Der etwas andere Held ist doch müde geworden

Nun muss Markus Cheng noch einen Fall lösen, seinen allerletzten?

Obwohl "Batmans Schönheit" eigentlich Markus Chengs letzter Fall sein sollte, lässt ihn Heinrich Steinfest nun doch noch einen vermutlich dann wirklich allerletzten Fall lösen. Schade eigentlich, denn der einarmige Privatdetektiv hatte inzwischen eine begeisterte Fangemeinde gefunden.

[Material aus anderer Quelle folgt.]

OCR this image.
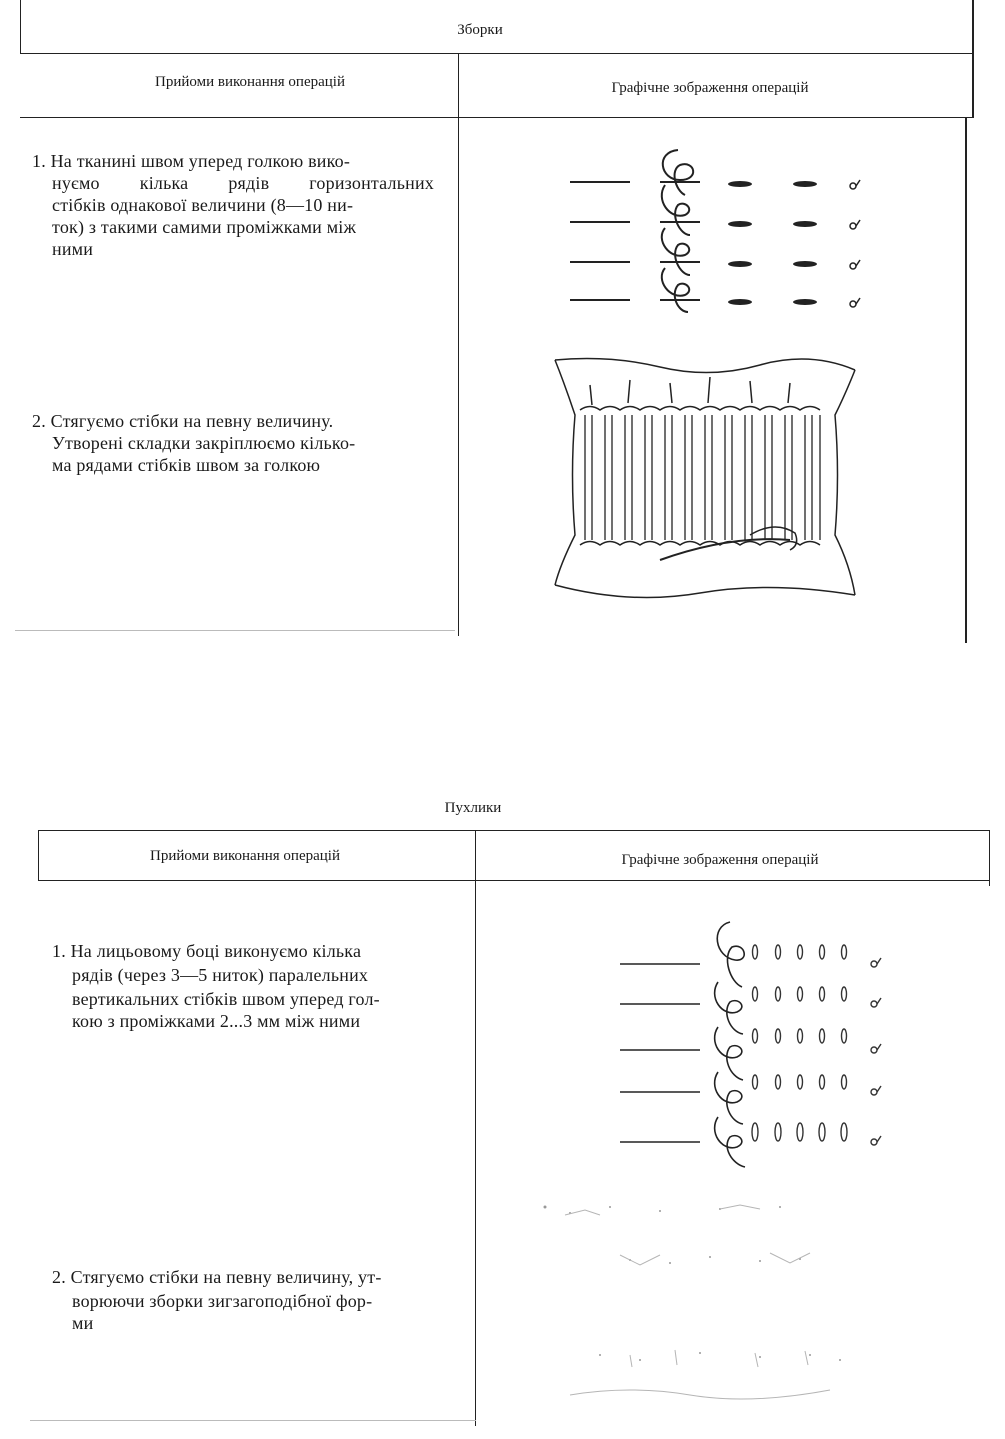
Зборки
Прийоми виконання операцій	Графічне зображення операцій
1. На тканині швом уперед голкою вико-
нуємо кілька рядів горизонтальних
стібків однакової величини (8—10 ни-
ток) з такими самими проміжками між
ними
2. Стягуємо стібки на певну величину.
Утворені складки закріплюємо кілько-
ма рядами стібків швом за голкою
Пухлики
Прийоми виконання операцій	Графічне зображення операцій
1. На лицьовому боці виконуємо кілька
рядів (через 3—5 ниток) паралельних
вертикальних стібків швом уперед гол-
кою з проміжками 2...3 мм між ними
2. Стягуємо стібки на певну величину, ут-
ворюючи зборки зигзагоподібної фор-
ми
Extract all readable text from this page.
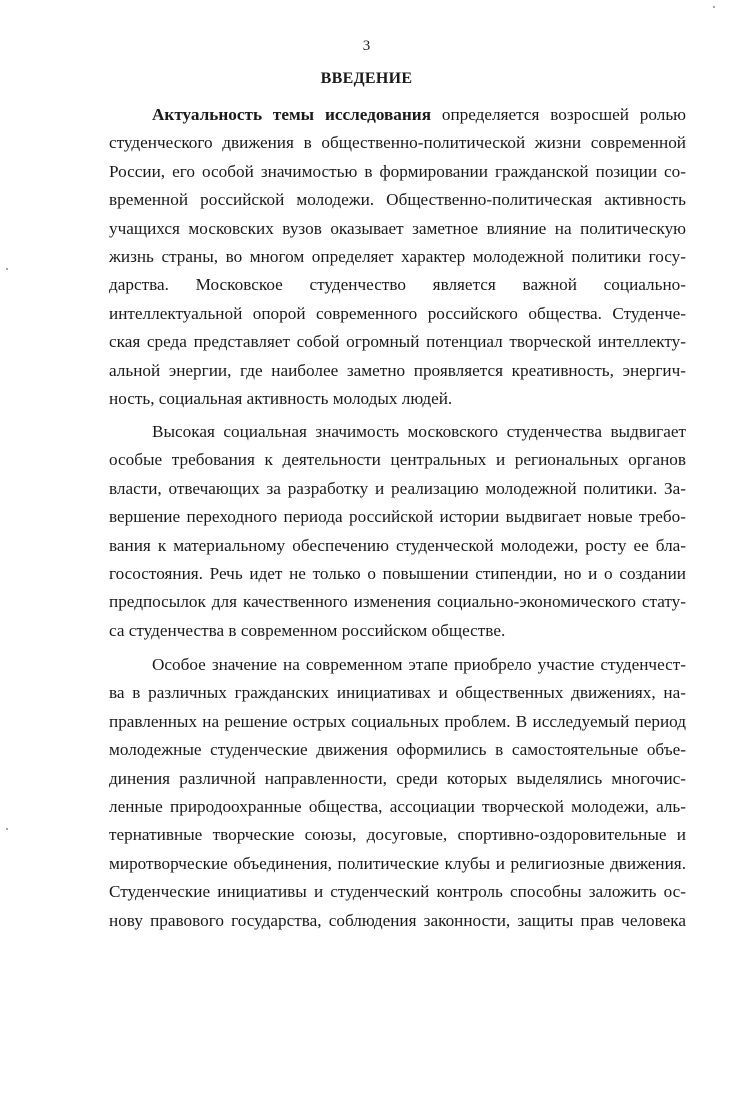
3
ВВЕДЕНИЕ
Актуальность темы исследования определяется возросшей ролью
студенческого движения в общественно-политической жизни современной
России, его особой значимостью в формировании гражданской позиции со-
временной российской молодежи. Общественно-политическая активность
учащихся московских вузов оказывает заметное влияние на политическую
жизнь страны, во многом определяет характер молодежной политики госу-
дарства. Московское студенчество является важной социально-
интеллектуальной опорой современного российского общества. Студенче-
ская среда представляет собой огромный потенциал творческой интеллекту-
альной энергии, где наиболее заметно проявляется креативность, энергич-
ность, социальная активность молодых людей.
Высокая социальная значимость московского студенчества выдвигает
особые требования к деятельности центральных и региональных органов
власти, отвечающих за разработку и реализацию молодежной политики. За-
вершение переходного периода российской истории выдвигает новые требо-
вания к материальному обеспечению студенческой молодежи, росту ее бла-
госостояния. Речь идет не только о повышении стипендии, но и о создании
предпосылок для качественного изменения социально-экономического стату-
са студенчества в современном российском обществе.
Особое значение на современном этапе приобрело участие студенчест-
ва в различных гражданских инициативах и общественных движениях, на-
правленных на решение острых социальных проблем. В исследуемый период
молодежные студенческие движения оформились в самостоятельные объе-
динения различной направленности, среди которых выделялись многочис-
ленные природоохранные общества, ассоциации творческой молодежи, аль-
тернативные творческие союзы, досуговые, спортивно-оздоровительные и
миротворческие объединения, политические клубы и религиозные движения.
Студенческие инициативы и студенческий контроль способны заложить ос-
нову правового государства, соблюдения законности, защиты прав человека
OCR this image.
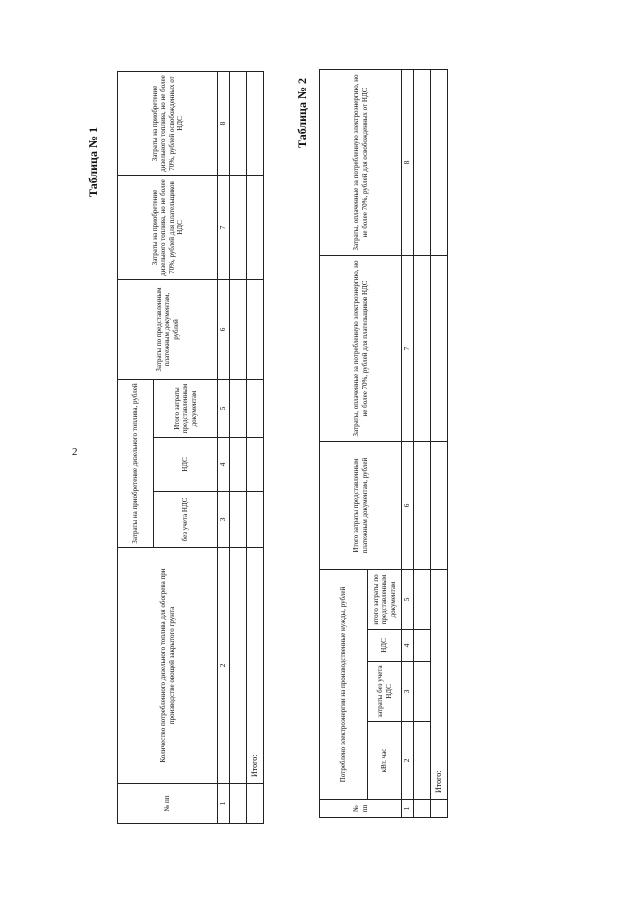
2
Таблица № 1
№ пп	Количество потребленного дизельного топлива для обогрева при производстве овощей закрытого грунта	Затраты на приобретение дизельного топлива, рублей			Затраты по представленным платежным документам, рублей	Затраты на приобретение дизельного топлива, но не более 70%, рублей для плательщиков НДС	Затраты на приобретение дизельного топлива, но не более 70%, рублей освобожденных от НДС
		без учета НДС	НДС	Итого затраты представленным документам			
1	2	3	4	5	6	7	8

	Итого:						
Таблица № 2
№ пп	Потреблено электроэнергии на производственные нужды, рублей				Итого затраты представленным платежным документам, рублей	Затраты, оплаченные за потребленную электроэнергию, но не более 70%, рублей для плательщиков НДС	Затраты, оплаченные за потребленную электроэнергию, но не более 70%, рублей для освобожденных от НДС
	кВт. час	затраты без учета НДС	НДС	итого затраты по представленным документам			
1	2	3	4	5	6	7	8

	Итого:						
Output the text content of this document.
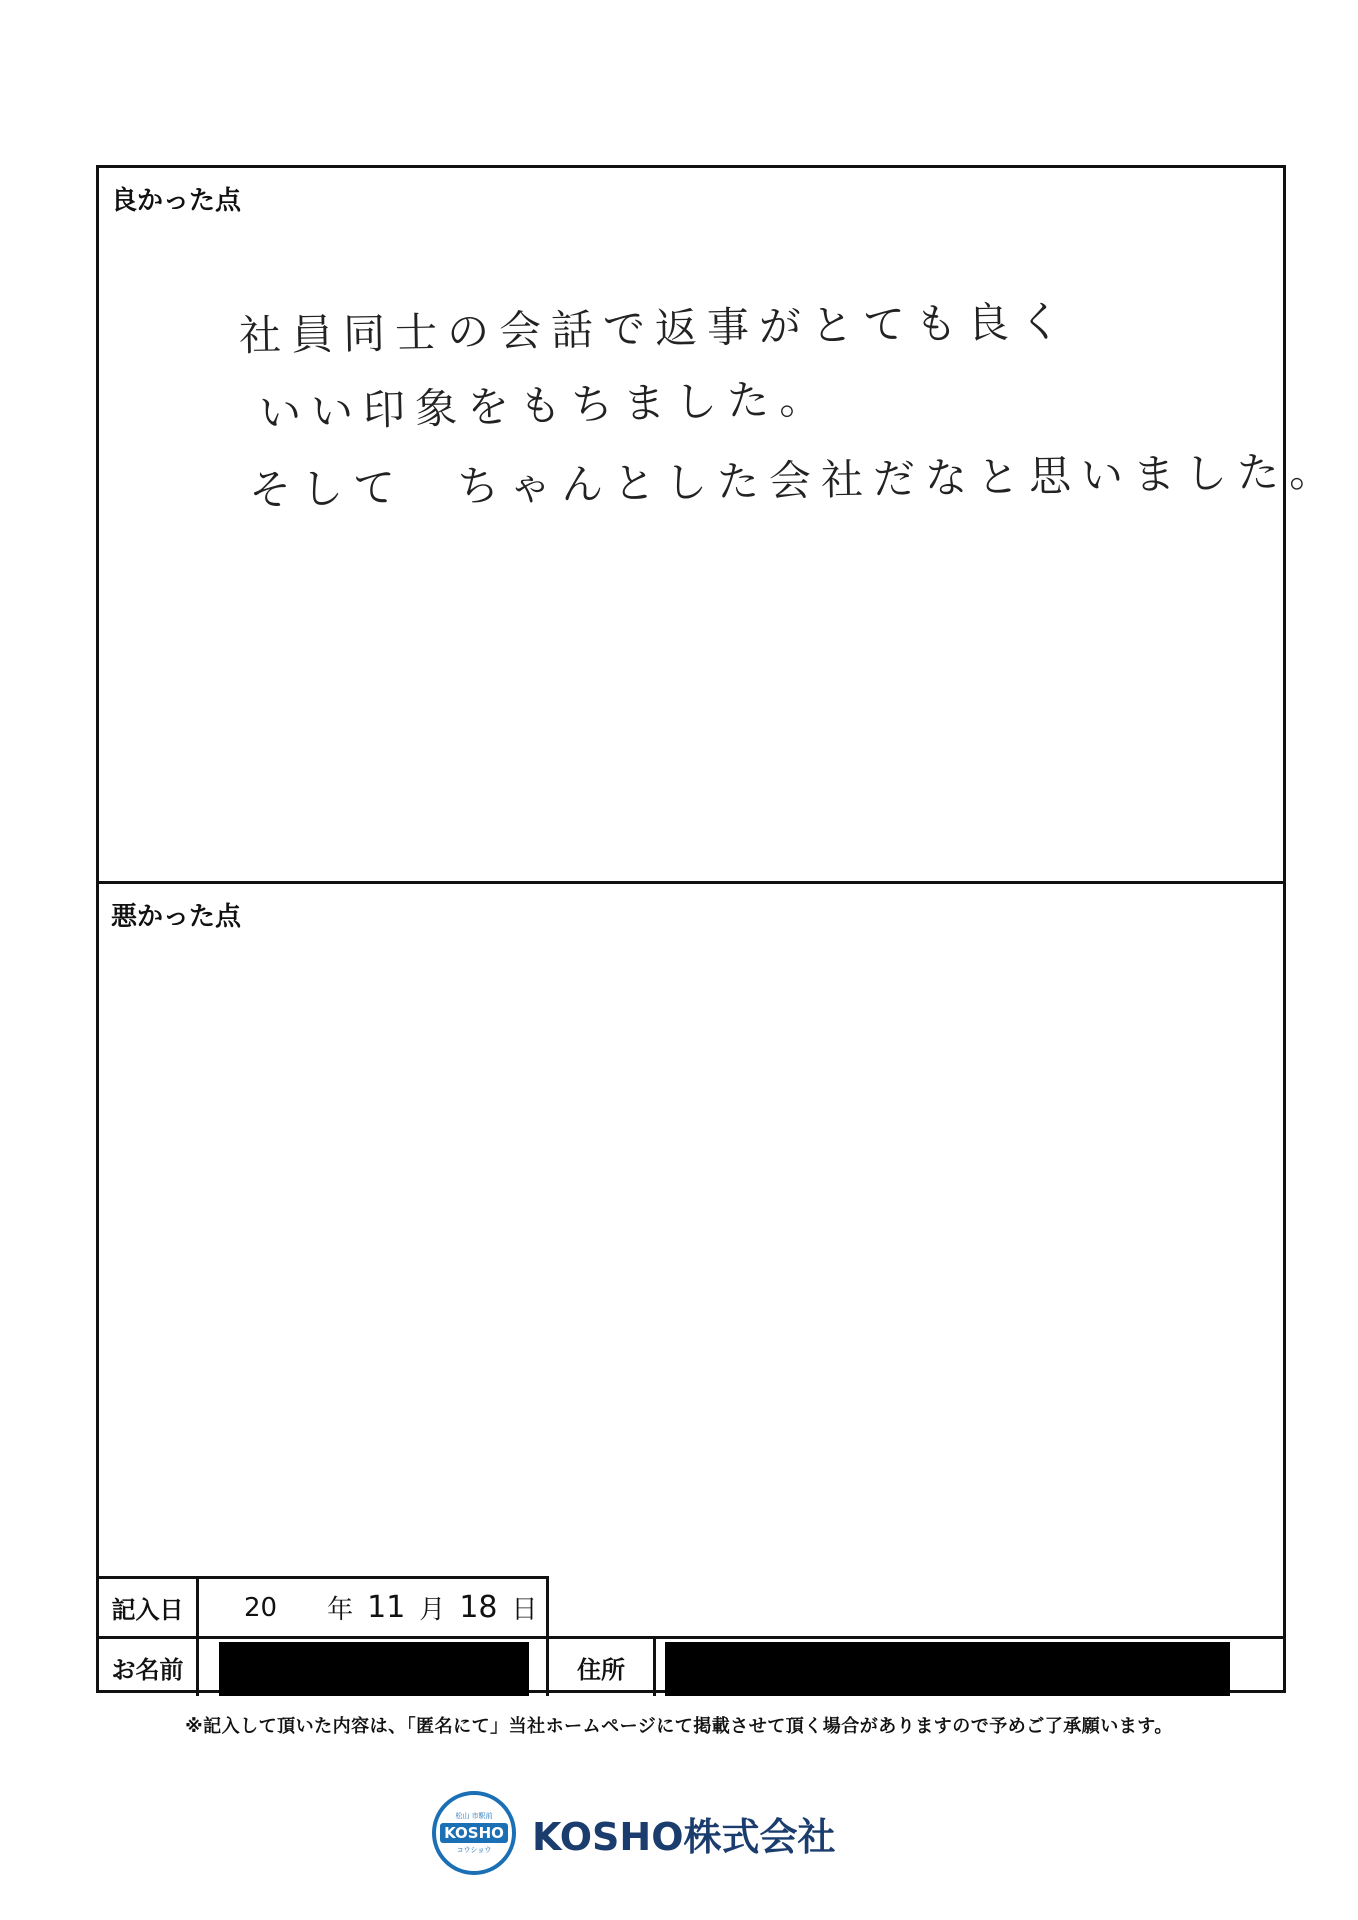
良かった点
社員同士の会話で返事がとても良く
いい印象をもちました。
そして　ちゃんとした会社だなと思いました。
悪かった点
記入日	20 年 11 月 18 日
お名前	住所
※記入して頂いた内容は、「匿名にて」当社ホームページにて掲載させて頂く場合がありますので予めご了承願います。
松山 市駅前
KOSHO
コウショウ KOSHO株式会社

Der immer elegant gekleidete Mittfünfziger, der seine chinesische Herkunft verleugnet, ermittelte vier Romane hindurch in mehr oder weniger kuriosen Fällen mit unkonventionellen Methoden. Inzwischen ist er müde geworden, leidet an Schlaflosigkeit, nimmt Aufträge nur noch widerwillig an und reist ungern. Dennoch macht er spontan Urlaub auf Mallorca. Dort trifft er zufällig Peter Polnitz, den Synchronsprecher des englischen Filmstars Andrew Wake. Sie unterhalten sich zwanglos und gehen auseinander ohne die Absicht, sich je wiederzusehen.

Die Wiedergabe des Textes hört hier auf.